The Zionist Federation of Australia stands in full solidarity with Israel and the United States, and thanks all those working to confront the Iranian regime’s aggression and protect global security. We hope these actions help pave the way for a more stable and peaceful Middle East.
‘What will happen to Iranian people?’
Australian advocate Rana Dadpour has made contact with friends and family in Iran after losing connection from them for two days. They were anxiously awaiting their government’s next move, she said, and fearing the repercussions, whether the Islamic Republic retaliates against the US or pursues peace.
Nuclear leaks and radiation from the destroyed sites were the most pressing concern for those living nearby, with distrust for official advice driving some to seek help online, Dadpour, co-founder of advocacy organisation AusIran, said.
But others further from the three facilities feared the government would accelerate executions of political prisoners, while arrests were surging once more amid the war as police accused people of spying for Israel:
Right now, they are even more scared of the regime, because now they feel like it has been crushed on so many fronts, and the only side that it can turn to and take revenge [is] Iranian people, because they are not armed.

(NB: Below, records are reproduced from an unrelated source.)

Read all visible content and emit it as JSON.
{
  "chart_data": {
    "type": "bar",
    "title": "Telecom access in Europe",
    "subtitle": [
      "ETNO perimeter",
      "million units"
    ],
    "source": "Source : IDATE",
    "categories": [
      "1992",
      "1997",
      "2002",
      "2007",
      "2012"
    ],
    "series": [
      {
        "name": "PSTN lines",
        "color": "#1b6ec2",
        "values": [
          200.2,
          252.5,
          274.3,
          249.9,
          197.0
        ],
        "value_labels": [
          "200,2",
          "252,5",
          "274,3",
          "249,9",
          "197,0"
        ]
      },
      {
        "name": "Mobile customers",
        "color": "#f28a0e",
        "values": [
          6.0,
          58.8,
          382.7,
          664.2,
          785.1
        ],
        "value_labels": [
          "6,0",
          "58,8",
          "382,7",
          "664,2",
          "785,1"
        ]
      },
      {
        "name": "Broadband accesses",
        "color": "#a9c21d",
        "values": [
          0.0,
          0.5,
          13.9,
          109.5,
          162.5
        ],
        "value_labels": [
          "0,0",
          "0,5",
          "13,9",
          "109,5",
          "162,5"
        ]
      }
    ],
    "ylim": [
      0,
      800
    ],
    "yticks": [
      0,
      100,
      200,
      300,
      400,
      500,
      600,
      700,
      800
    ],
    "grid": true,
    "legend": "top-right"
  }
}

They don’t have any means to protect themselves.
Dadpour, a former Iranian citizen, left the country after feeling her life was at risk after her involvement in peaceful protests. She said people living in Iran felt little optimism whether the government fought back or sued for peace:
If the regime decides to retaliate, and bring on another crisis … then what will happen to Iranian people? Will there be more bombs falling on them?
[Or] if the regime in Iran decides for any reason to sit [at] the table and negotiate, then … people are again being left alone with a regime that is now hurt and weakened, and [its] primary target will be Iranian people again.

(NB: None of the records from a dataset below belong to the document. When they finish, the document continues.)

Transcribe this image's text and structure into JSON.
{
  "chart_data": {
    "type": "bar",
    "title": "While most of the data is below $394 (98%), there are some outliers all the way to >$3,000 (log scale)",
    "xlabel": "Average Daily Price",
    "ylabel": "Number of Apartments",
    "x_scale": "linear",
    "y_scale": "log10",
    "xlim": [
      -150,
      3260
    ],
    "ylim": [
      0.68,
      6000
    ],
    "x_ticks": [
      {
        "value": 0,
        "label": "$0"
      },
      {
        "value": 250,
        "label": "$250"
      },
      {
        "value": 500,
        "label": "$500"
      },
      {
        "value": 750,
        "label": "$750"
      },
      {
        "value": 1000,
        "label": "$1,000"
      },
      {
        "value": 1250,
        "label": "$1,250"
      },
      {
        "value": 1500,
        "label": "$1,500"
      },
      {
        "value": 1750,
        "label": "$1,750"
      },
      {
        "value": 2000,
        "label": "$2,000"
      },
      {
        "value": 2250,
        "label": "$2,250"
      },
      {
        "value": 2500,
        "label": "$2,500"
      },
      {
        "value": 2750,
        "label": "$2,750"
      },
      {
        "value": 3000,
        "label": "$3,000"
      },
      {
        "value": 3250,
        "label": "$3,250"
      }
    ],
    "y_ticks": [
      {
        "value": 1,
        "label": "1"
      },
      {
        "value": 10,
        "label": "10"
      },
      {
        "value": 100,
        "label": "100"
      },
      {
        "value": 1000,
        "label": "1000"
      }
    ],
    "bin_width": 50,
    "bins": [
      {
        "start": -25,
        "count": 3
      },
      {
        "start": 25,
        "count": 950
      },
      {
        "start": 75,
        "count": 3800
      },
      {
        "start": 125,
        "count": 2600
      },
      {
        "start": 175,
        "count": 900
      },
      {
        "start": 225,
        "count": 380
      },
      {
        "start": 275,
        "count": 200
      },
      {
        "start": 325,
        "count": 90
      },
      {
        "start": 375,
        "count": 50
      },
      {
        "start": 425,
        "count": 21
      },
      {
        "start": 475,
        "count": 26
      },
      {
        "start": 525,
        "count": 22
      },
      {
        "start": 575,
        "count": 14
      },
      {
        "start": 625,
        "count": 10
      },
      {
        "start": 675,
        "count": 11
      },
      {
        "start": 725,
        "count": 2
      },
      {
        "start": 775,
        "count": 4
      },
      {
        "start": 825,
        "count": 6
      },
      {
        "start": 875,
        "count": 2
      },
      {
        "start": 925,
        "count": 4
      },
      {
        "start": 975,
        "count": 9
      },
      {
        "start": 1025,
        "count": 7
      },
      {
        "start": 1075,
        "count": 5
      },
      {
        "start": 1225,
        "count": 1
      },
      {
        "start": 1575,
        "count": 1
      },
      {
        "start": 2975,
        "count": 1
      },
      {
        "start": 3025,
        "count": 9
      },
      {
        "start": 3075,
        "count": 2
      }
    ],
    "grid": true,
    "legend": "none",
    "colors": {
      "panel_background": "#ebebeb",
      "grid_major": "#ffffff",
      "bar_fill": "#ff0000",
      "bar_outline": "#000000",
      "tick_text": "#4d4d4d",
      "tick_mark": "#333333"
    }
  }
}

‘A flagrant breach of anything that resembles legality’
Allan Behm, a special adviser at the Australia Institute thinktank, said the US decision to bomb Iranian nuclear sites was a “flagrant breach” of the international rules-based order.
Behm, a former adviser to the now foreign minister, Penny Wong, told Guardian Australia:
America has held the leadership of the free world since the end of the second world war, and one of the legacies of American leadership has been what we love to call the international rules based order. This is, I think, a flagrant breach of anything that resembles legality in the conduct of international relations.
The Americans had no reason to go and bomb Iran. They did it because they could, in the same way that Israel, which might have had a little bit more of a reason, but I don’t think it had sufficient reason to use armed force.
‘That would be a tragic lack of sovereignty’
David Shoebridge also attacked the Albanese government over its “moral failure”, both in its statements and practical actions, to distance itself from the US actions, including leaving Aukus, removing US bases from Australian soil and ending the two-way arms trade with Israel:
Of course we hold concerns that just like with other attacks in the region, that Pine Gap may have helped deliver this illegal attack on Iran.
The Albanese government may not have been told by the US government what use they’re making of those so-called joint facilities in Australia. That would be a tragic lack of sovereignty by Australia.
But the Albanese government should make a clear statement that no military base in Australia, whether joint, a joint military base with the United States or otherwise, will be used for this unfolding US war, the third US war in the Middle East in this century.